Egypt’s economy bouncing back after recent upheavals but IMF urges caution

Growth is forecast at 3.8% but clear economic plan may be lacking

A fruit vendor  at a Cairo market. Government interventions aim to improve life for Egyptians. Photograph: Mahmoud Khaled/AFP/Getty Images
A fruit vendor at a Cairo market. Government interventions aim to improve life for Egyptians. Photograph: Mahmoud Khaled/AFP/Getty Images

The Egyptian economy has begun to show signs of recovery from the turmoil that followed the 2011 ousting of then president Hosni Mubarak during the Arab Spring uprising.

The International Monetary Fund has predicted the country's growth rate could reach 3.8 per cent during the fiscal year 2014-2015, while finance minister Kadry Dimian says growth in the fourth quarter of 2013-2014 is expected to come in at 3.5 per cent. The Egyptian fiscal year runs to June 30th.

Over the past six months, the government, under Prime Minister Ibrahim Mahlab, has reduced fuel subsidies, raised corporate and personal income tax, developed vouchers for subsidised food items, and launched a labour-intensive project to increase traffic through the Suez canal.

The Egyptian ministry for social solidarity has announced plans to increase beneficiaries of pensions as well as recipients of subsidised foods. Due to the fall in the price of oil, Egypt has reduced expenditure on petroleum products by a quarter.

READ MORE

Improvement in security has prompted domestic investors to purchase $8.5 billion (€6.8 billion) worth of investment certificates in the Suez canal project while the Egyptian stock market has made gains. In October, Moody’s rating agency upgraded Egypt’s position to “stable”.

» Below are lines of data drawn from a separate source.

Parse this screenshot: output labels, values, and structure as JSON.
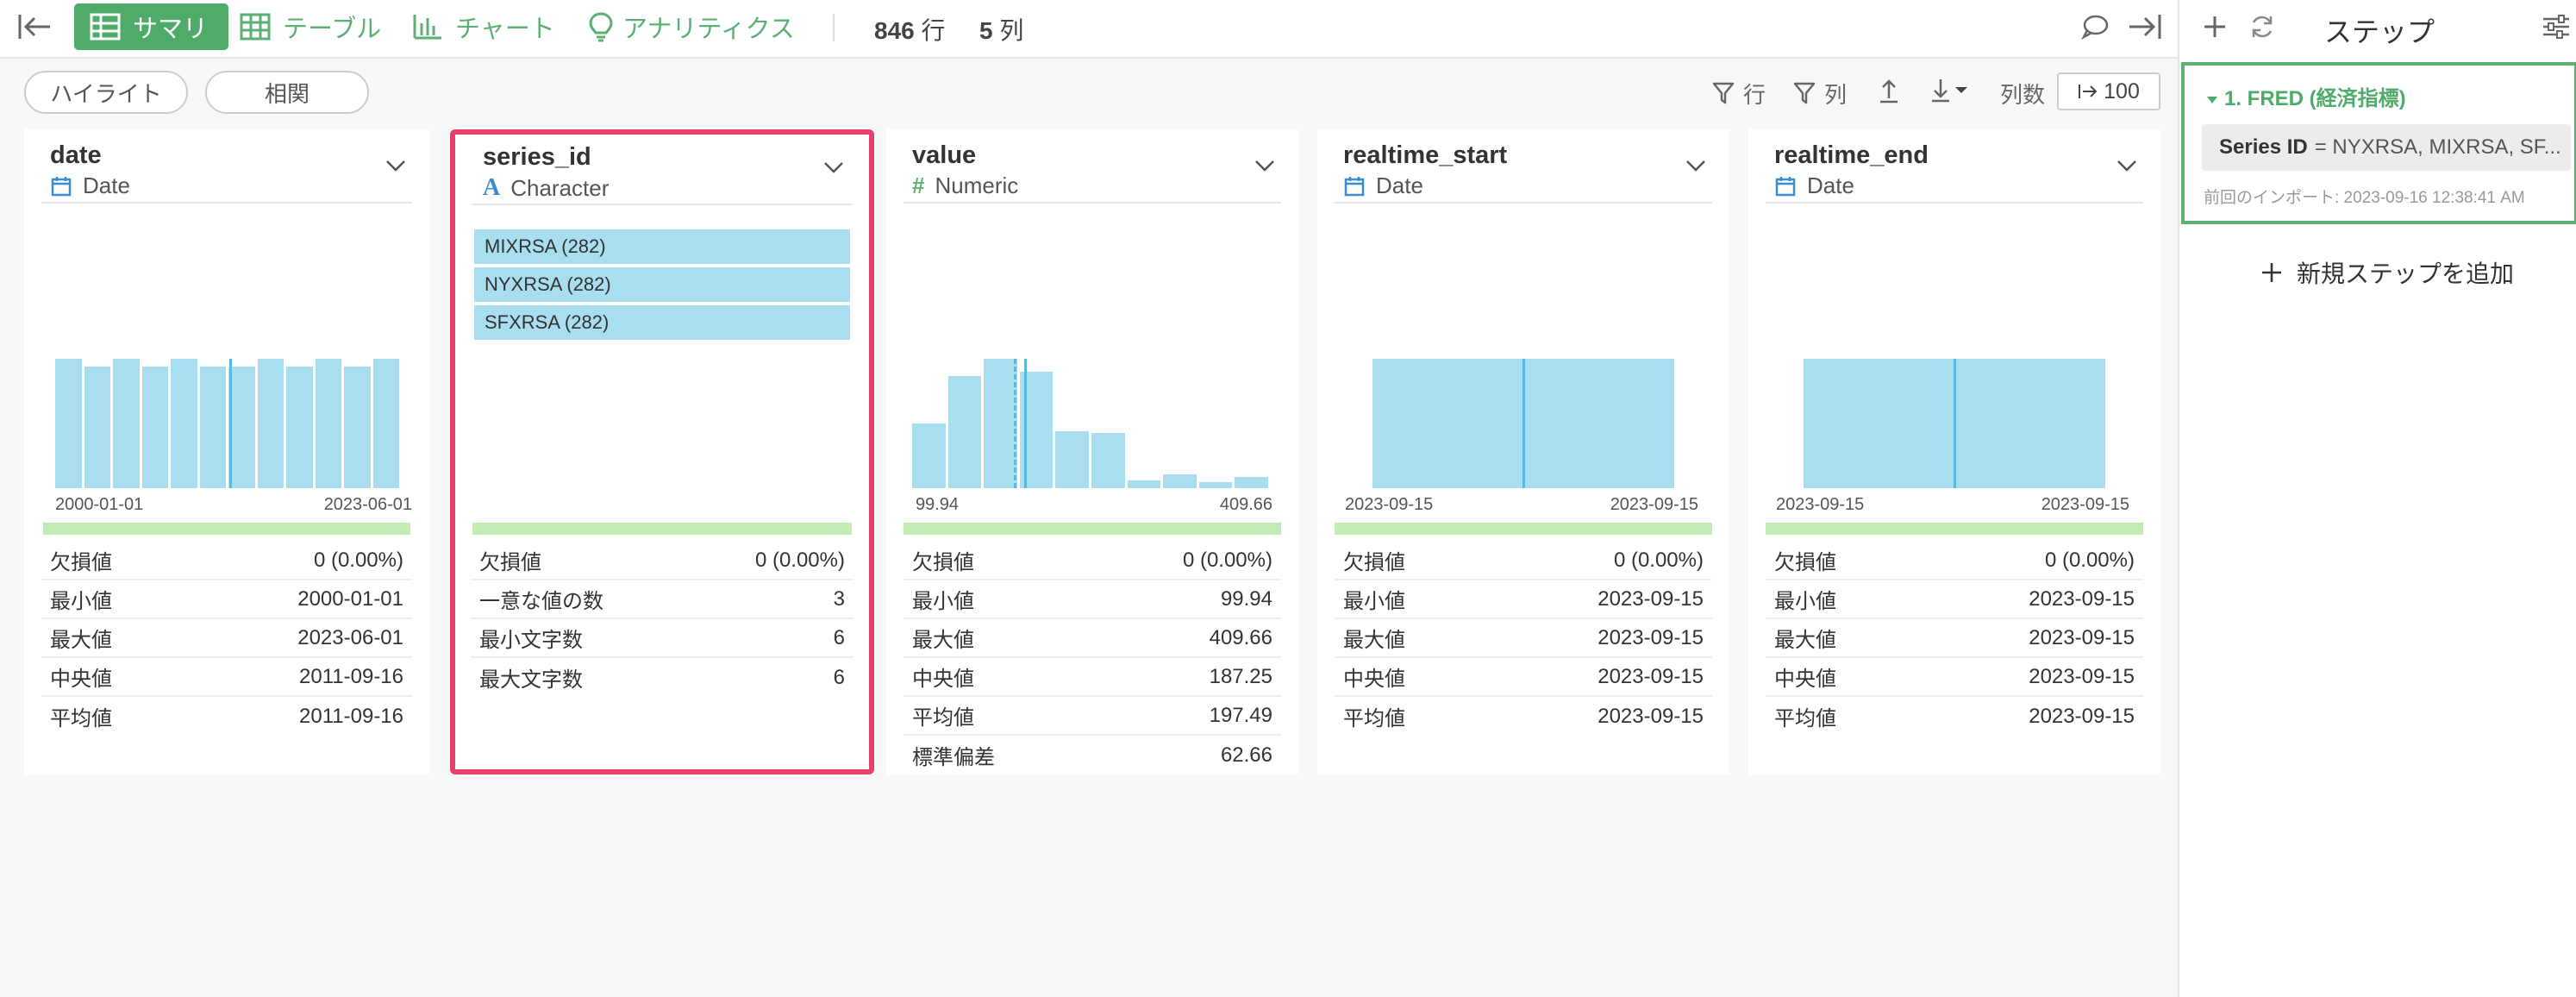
{
  "toolbar": {
    "collapse_left_icon": "collapse-left-icon",
    "tabs": [
      {
        "label": "サマリ",
        "icon": "grid-icon",
        "active": true
      },
      {
        "label": "テーブル",
        "icon": "table-icon",
        "active": false
      },
      {
        "label": "チャート",
        "icon": "bar-chart-icon",
        "active": false
      },
      {
        "label": "アナリティクス",
        "icon": "lightbulb-icon",
        "active": false
      }
    ],
    "rows_count": "846",
    "rows_unit": "行",
    "cols_count": "5",
    "cols_unit": "列",
    "accent_color": "#4eab6a"
  },
  "filters": {
    "highlight_label": "ハイライト",
    "correlation_label": "相関",
    "row_filter_label": "行",
    "col_filter_label": "列",
    "columns_label": "列数",
    "columns_value": "100"
  },
  "columns": [
    {
      "name": "date",
      "type": "Date",
      "type_icon": "calendar-icon",
      "axis_min": "2000-01-01",
      "axis_max": "2023-06-01",
      "histogram": [
        1,
        0.94,
        1,
        0.94,
        1,
        0.94,
        0.94,
        1,
        0.94,
        1,
        0.94,
        1
      ],
      "stats": [
        {
          "label": "欠損値",
          "value": "0 (0.00%)"
        },
        {
          "label": "最小値",
          "value": "2000-01-01"
        },
        {
          "label": "最大値",
          "value": "2023-06-01"
        },
        {
          "label": "中央値",
          "value": "2011-09-16"
        },
        {
          "label": "平均値",
          "value": "2011-09-16"
        }
      ]
    },
    {
      "name": "series_id",
      "type": "Character",
      "type_icon": "character-a-icon",
      "selected": true,
      "categories": [
        "MIXRSA (282)",
        "NYXRSA (282)",
        "SFXRSA (282)"
      ],
      "stats": [
        {
          "label": "欠損値",
          "value": "0 (0.00%)"
        },
        {
          "label": "一意な値の数",
          "value": "3"
        },
        {
          "label": "最小文字数",
          "value": "6"
        },
        {
          "label": "最大文字数",
          "value": "6"
        }
      ]
    },
    {
      "name": "value",
      "type": "Numeric",
      "type_icon": "hash-icon",
      "axis_min": "99.94",
      "axis_max": "409.66",
      "histogram": [
        0.5,
        0.87,
        1,
        0.9,
        0.44,
        0.43,
        0.06,
        0.11,
        0.05,
        0.09
      ],
      "stats": [
        {
          "label": "欠損値",
          "value": "0 (0.00%)"
        },
        {
          "label": "最小値",
          "value": "99.94"
        },
        {
          "label": "最大値",
          "value": "409.66"
        },
        {
          "label": "中央値",
          "value": "187.25"
        },
        {
          "label": "平均値",
          "value": "197.49"
        },
        {
          "label": "標準偏差",
          "value": "62.66"
        }
      ]
    },
    {
      "name": "realtime_start",
      "type": "Date",
      "type_icon": "calendar-icon",
      "axis_min": "2023-09-15",
      "axis_max": "2023-09-15",
      "stats": [
        {
          "label": "欠損値",
          "value": "0 (0.00%)"
        },
        {
          "label": "最小値",
          "value": "2023-09-15"
        },
        {
          "label": "最大値",
          "value": "2023-09-15"
        },
        {
          "label": "中央値",
          "value": "2023-09-15"
        },
        {
          "label": "平均値",
          "value": "2023-09-15"
        }
      ]
    },
    {
      "name": "realtime_end",
      "type": "Date",
      "type_icon": "calendar-icon",
      "axis_min": "2023-09-15",
      "axis_max": "2023-09-15",
      "stats": [
        {
          "label": "欠損値",
          "value": "0 (0.00%)"
        },
        {
          "label": "最小値",
          "value": "2023-09-15"
        },
        {
          "label": "最大値",
          "value": "2023-09-15"
        },
        {
          "label": "中央値",
          "value": "2023-09-15"
        },
        {
          "label": "平均値",
          "value": "2023-09-15"
        }
      ]
    }
  ],
  "steps_panel": {
    "title": "ステップ",
    "step_name": "1. FRED (経済指標)",
    "param_key": "Series ID",
    "param_value": "= NYXRSA, MIXRSA, SF...",
    "import_info": "前回のインポート: 2023-09-16 12:38:41 AM",
    "add_step_label": "新規ステップを追加",
    "accent_color": "#5cb073"
  }
}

Improvement in the economic climate has prompted Gulf governments to provide fresh aid. In October, the United Arab Emirates and Egypt signed an aid agreement valued at $4.9 billion (€3.9 billion) and additional funds and fuel shipments are due.

Saudi pledge

Saudi Arabia

has pledged $5 billion in grants, deposits in the cash-strapped Central Bank and fuel.

Kuwait

is to provide a $1 billion grant to Egypt and led a major Kuwaiti property firm, al-Manshar, to sign a contract for commercial, residential and entertainment properties at a $2 billion cost.

The Islamic Development Bank has allocated $220 million for an electricity project connecting the Egyptian-Saudi grids and integrating Egypt’s network with those of the Gulf Co-operation Council.

However, the IMF has called on the government to continue to cut subsidies and reduce its budget deficit. An economist consulted by The Irish Times said that even if the 3.8 growth rate is attained, it does not make up for the low rate of 1-2 per cent over the past four years or provide for population growth of 2.6 per cent. To achieve this objective, he said, growth must be 8 per cent.

He argued there was no plan to guide development, launch major reforms or tackle corruption before there can be real economic advancement.

According to former deputy prime minister Ziad Bahaa Eldin, writing in Ahram Online, the government has not put forward policies for upgrading the educational and health systems, providing for youth employment or developing upper Egypt, the most impoverished region. Despite talk of boosting the private sector, the public sector is rapidly expanding, particularly in service and tourism industries, he wrote.

On the practical level, a power shortage has cut production and profits of major companies which have been operating at 60-70 per cent capacity while blackouts are frequent.

The government is pinning its hopes on a mid-March conference in Sharm al-Sheikh. The gathering is meant to convince international donors and foreign investors to fund major development and infrastructure projects. Mahlab has promised investor-friendly laws in force by then.

Exodus to Libya

Meanwhile, Egyptian workers line up outside the Libyan embassy in Cairo seeking employment visas despite the turmoil in Benghazi and Tripoli. Until 2011, Egyptian workers had been able to enter

Libya

and reside there without visas but this ended with the fall of

Muammar Gadafy

when restrictions were imposed and many of the 170,000 Egyptians in Libya returned home to find themselves without jobs. Desperation makes them dice with death at the hands of fundamentalist militias.